I'm trying to boost the relevance based on the count of the field value. The less count of the field value, the more relevant.
For example, I have 1001 documents. 1000 documents are written by John, and only one is written by Joe.
// 1000 documents by John
{"title": "abc 1", "author": "John"}
{"title": "abc 2", "author": "John"}
// ...
{"title": "abc 1000", "author": "John"}
// 1 document by Joe
{"title": "abc 1", "author": "Joe"}
I'll get 1001 documents when I search "abc" against title field. These documents should have pretty similar relevance score if they are not exact same. The count of field value "John" is 1000 and the count of field value "Joe" is 1. Now, I'd like to boost the relevance of the document {"title": "abc 1", "author": "Joe"}
, otherwise, it would be really hard to see the document with the author Joe.
Thank you!
In case someone runs into the same use case, I'll explain my workaround by using Function Score Query. This way would make at least two calls to Elasticsearch server.
1 + sqrt(1/1000)
for John and 1 + sqrt(1/1)
for Joe.
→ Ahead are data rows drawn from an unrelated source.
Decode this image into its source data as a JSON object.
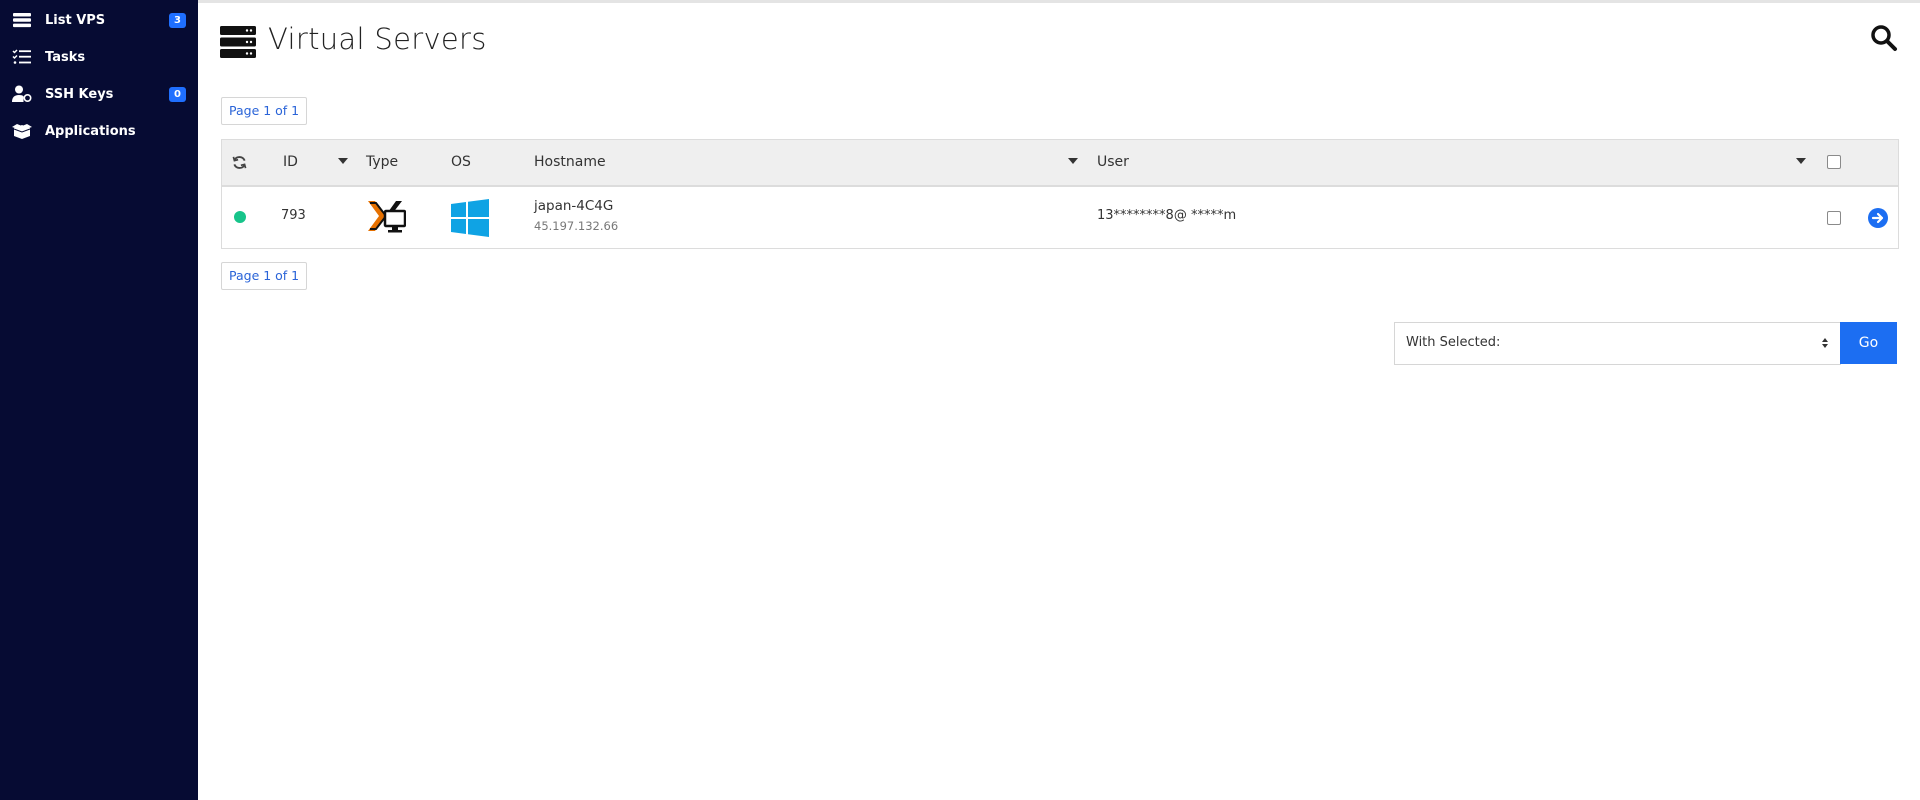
{
  "sidebar": {
    "items": [
      {
        "label": "List VPS",
        "icon": "server-list-icon",
        "badge": "3"
      },
      {
        "label": "Tasks",
        "icon": "tasks-icon",
        "badge": ""
      },
      {
        "label": "SSH Keys",
        "icon": "ssh-key-user-icon",
        "badge": "0"
      },
      {
        "label": "Applications",
        "icon": "applications-box-icon",
        "badge": ""
      }
    ]
  },
  "header": {
    "title": "Virtual Servers",
    "title_icon": "server-stack-icon",
    "search_icon": "search-icon"
  },
  "pagination": {
    "top": "Page 1 of 1",
    "bottom": "Page 1 of 1"
  },
  "table": {
    "columns": {
      "id": "ID",
      "type": "Type",
      "os": "OS",
      "hostname": "Hostname",
      "user": "User"
    },
    "rows": [
      {
        "status": "online",
        "status_color": "#17c48a",
        "id": "793",
        "type_icon": "proxmox-virtualization-icon",
        "os_icon": "windows-logo-icon",
        "hostname": "japan-4C4G",
        "ip": "45.197.132.66",
        "user": "13********8@ *****m"
      }
    ]
  },
  "actions": {
    "select_value": "With Selected:",
    "go_label": "Go"
  },
  "colors": {
    "sidebar_bg": "#060b33",
    "badge": "#1f6fff",
    "accent": "#1c6ef2",
    "link": "#2a64d8",
    "status_online": "#17c48a"
  }
}
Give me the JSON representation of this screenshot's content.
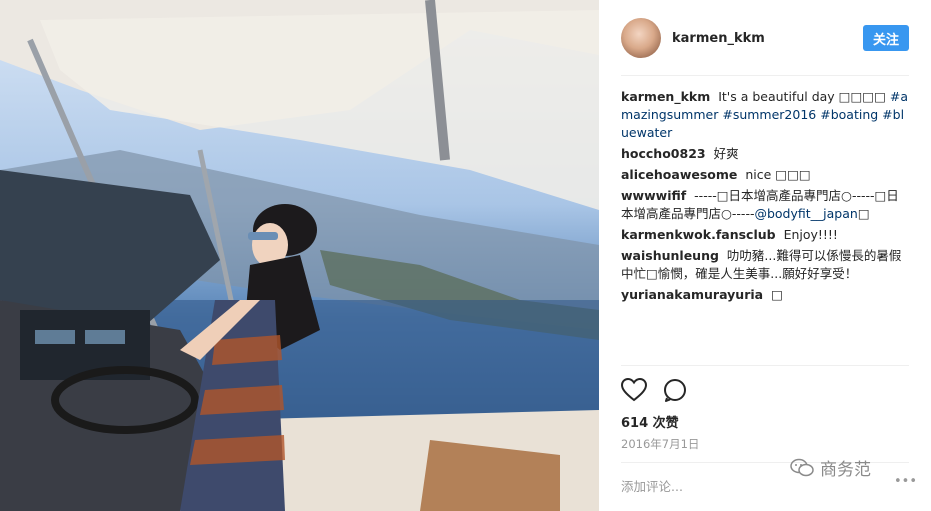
{
  "post": {
    "username": "karmen_kkm",
    "follow_label": "关注",
    "caption": {
      "user": "karmen_kkm",
      "text": "It's a beautiful day □□□□",
      "tags": [
        "#amazingsummer",
        "#summer2016",
        "#boating",
        "#bluewater"
      ]
    },
    "comments": [
      {
        "user": "hoccho0823",
        "text": "好爽"
      },
      {
        "user": "alicehoawesome",
        "text": "nice □□□"
      },
      {
        "user": "wwwwifif",
        "text": "-----□日本增高產品專門店○-----□日本增高產品專門店○-----",
        "mention": "@bodyfit__japan",
        "tail": "□"
      },
      {
        "user": "karmenkwok.fansclub",
        "text": "Enjoy!!!!"
      },
      {
        "user": "waishunleung",
        "text": "叻叻豬...難得可以係慢長的暑假中忙□愉憫，確是人生美事...願好好享受！"
      },
      {
        "user": "yurianakamurayuria",
        "text": "□"
      }
    ],
    "likes": "614 次赞",
    "date": "2016年7月1日",
    "add_comment_placeholder": "添加评论...",
    "more_label": "•••",
    "watermark": "商务范"
  },
  "icons": {
    "like": "heart-icon",
    "comment": "comment-icon",
    "watermark": "wechat-icon"
  },
  "colors": {
    "follow": "#3897f0",
    "link": "#003569",
    "text": "#262626",
    "muted": "#999999"
  }
}
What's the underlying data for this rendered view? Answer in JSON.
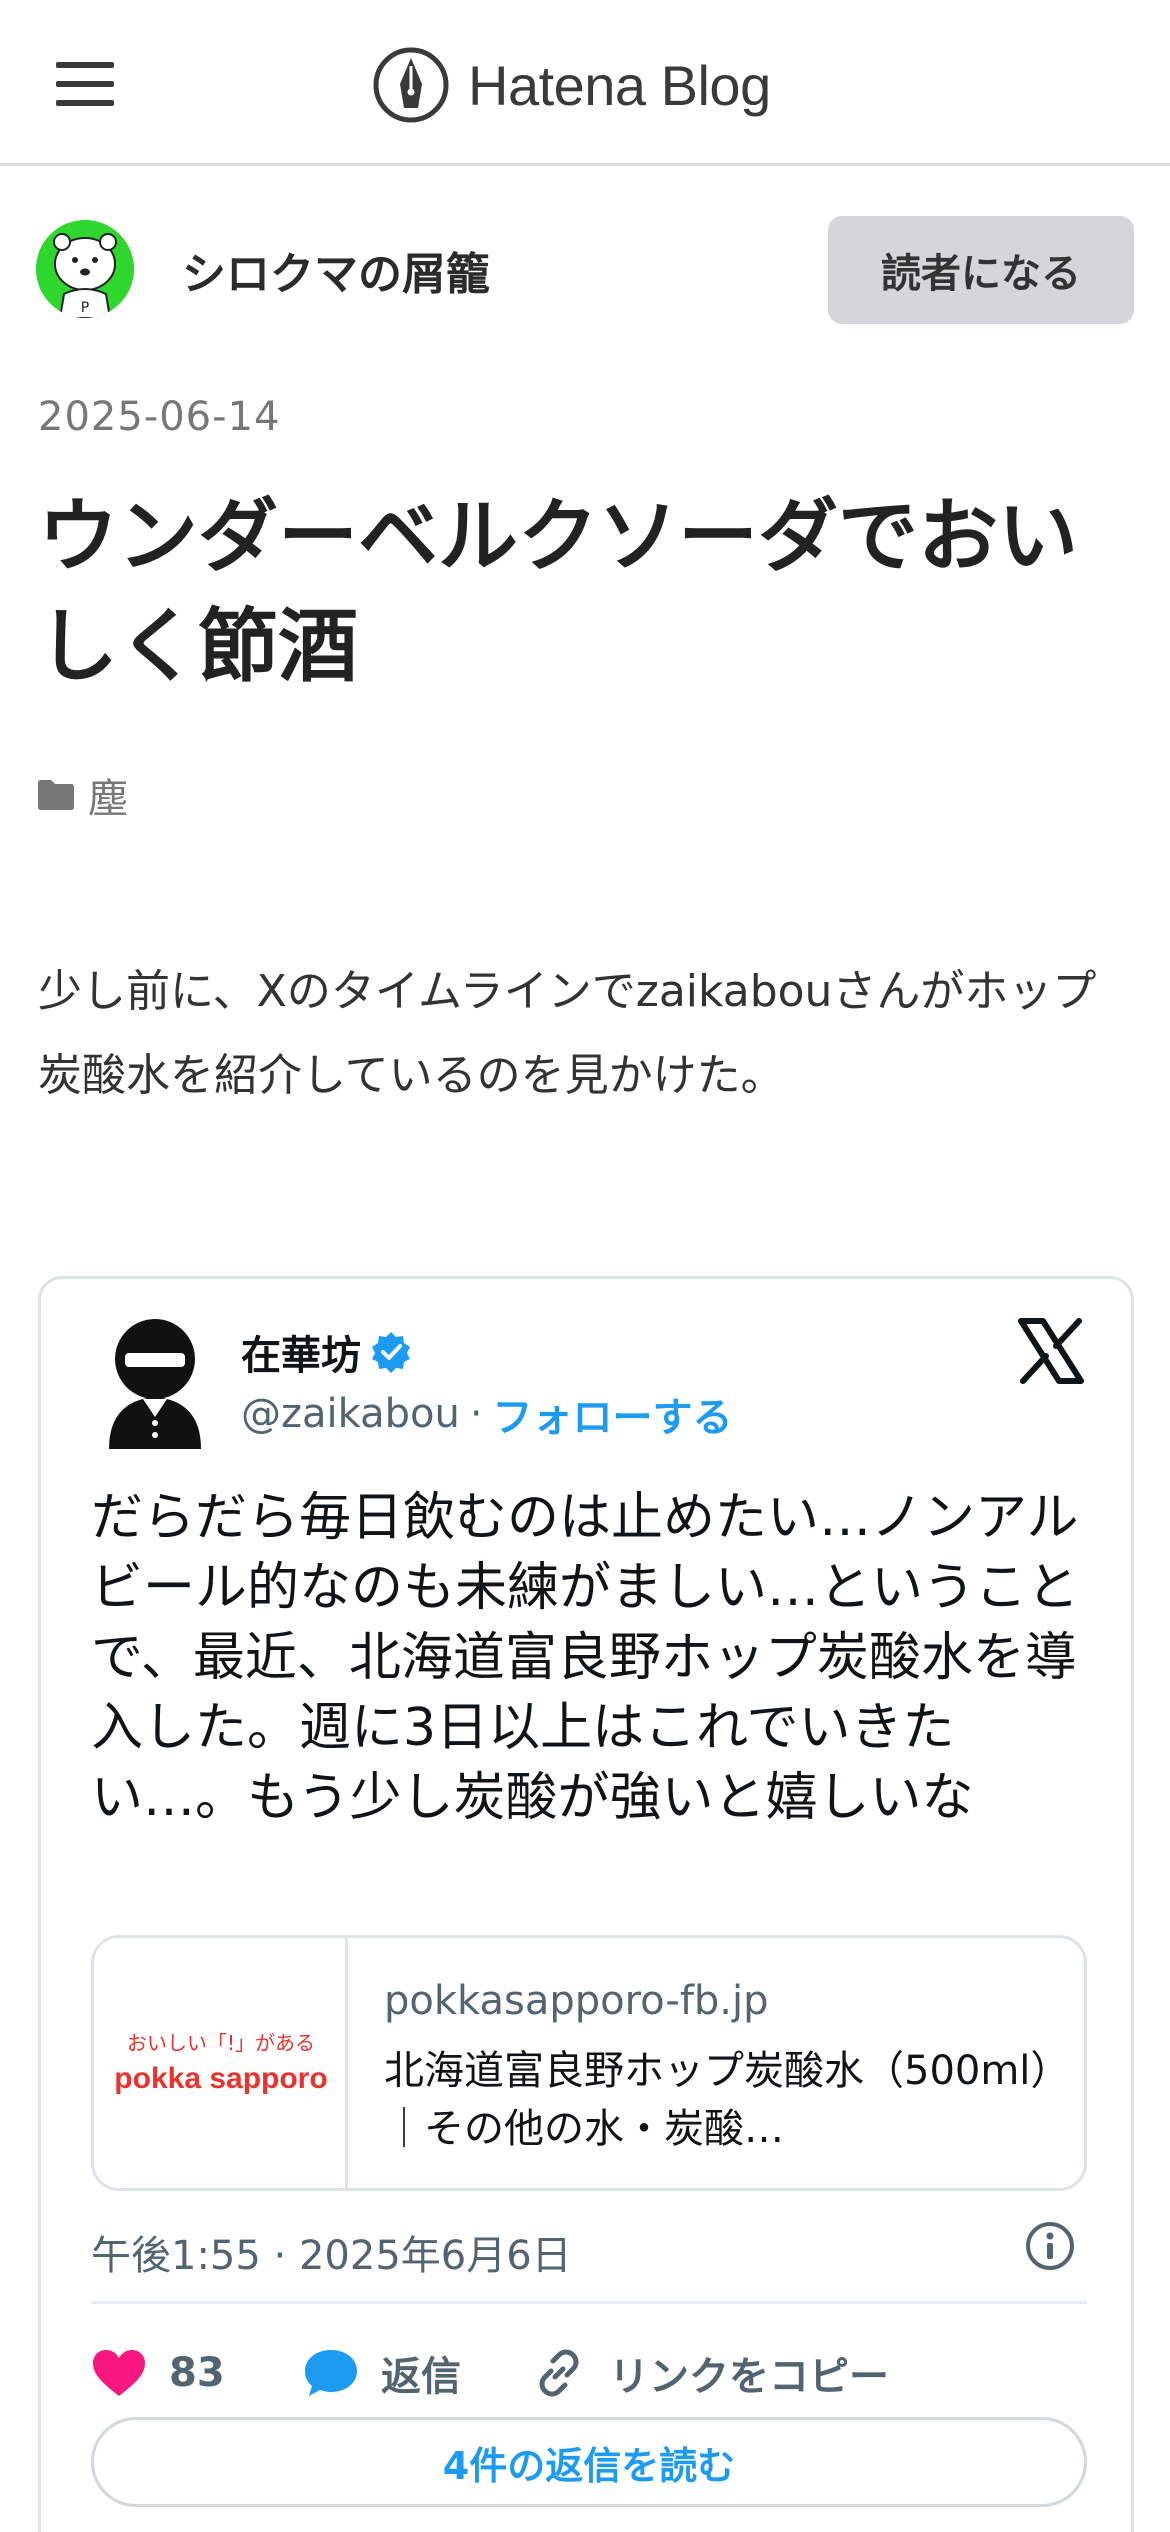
{
  "header": {
    "logo_text": "Hatena Blog",
    "menu_icon": "hamburger-menu-icon",
    "logo_icon": "hatena-pen-icon"
  },
  "blog": {
    "name": "シロクマの屑籠",
    "subscribe_label": "読者になる",
    "avatar_icon": "polar-bear-avatar"
  },
  "article": {
    "date": "2025-06-14",
    "title": "ウンダーベルクソーダでおいしく節酒",
    "category": "塵",
    "category_icon": "folder-icon",
    "body": "少し前に、Xのタイムラインでzaikabouさんがホップ炭酸水を紹介しているのを見かけた。"
  },
  "tweet": {
    "author_name": "在華坊",
    "verified_icon": "verified-badge-icon",
    "handle": "@zaikabou",
    "separator": "·",
    "follow_label": "フォローする",
    "text": "だらだら毎日飲むのは止めたい…ノンアルビール的なのも未練がましい…ということで、最近、北海道富良野ホップ炭酸水を導入した。週に3日以上はこれでいきたい…。もう少し炭酸が強いと嬉しいな",
    "link_card": {
      "domain": "pokkasapporo-fb.jp",
      "title": "北海道富良野ホップ炭酸水（500ml）｜その他の水・炭酸…",
      "thumb_tagline": "おいしい「!」がある",
      "thumb_brand": "pokka sapporo"
    },
    "timestamp": "午後1:55 · 2025年6月6日",
    "likes": "83",
    "reply_label": "返信",
    "copy_link_label": "リンクをコピー",
    "read_replies_label": "4件の返信を読む",
    "colors": {
      "accent": "#1d9bf0",
      "like": "#f91880",
      "muted": "#536471"
    }
  }
}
Use the weight in the script to calculate the score according to the author value(The script can be much better):
{
"query": {
"function_score": {
"query": {
"match": { "title": "abc" }
},
"script_score" : {
"script" : {
"inline": "if (doc['author'].value == 'John') {return (1 + sqrt(1/1000)) * _score}\n return (1 + sqrt(1/1)) * _score;"
}
}
}
}
}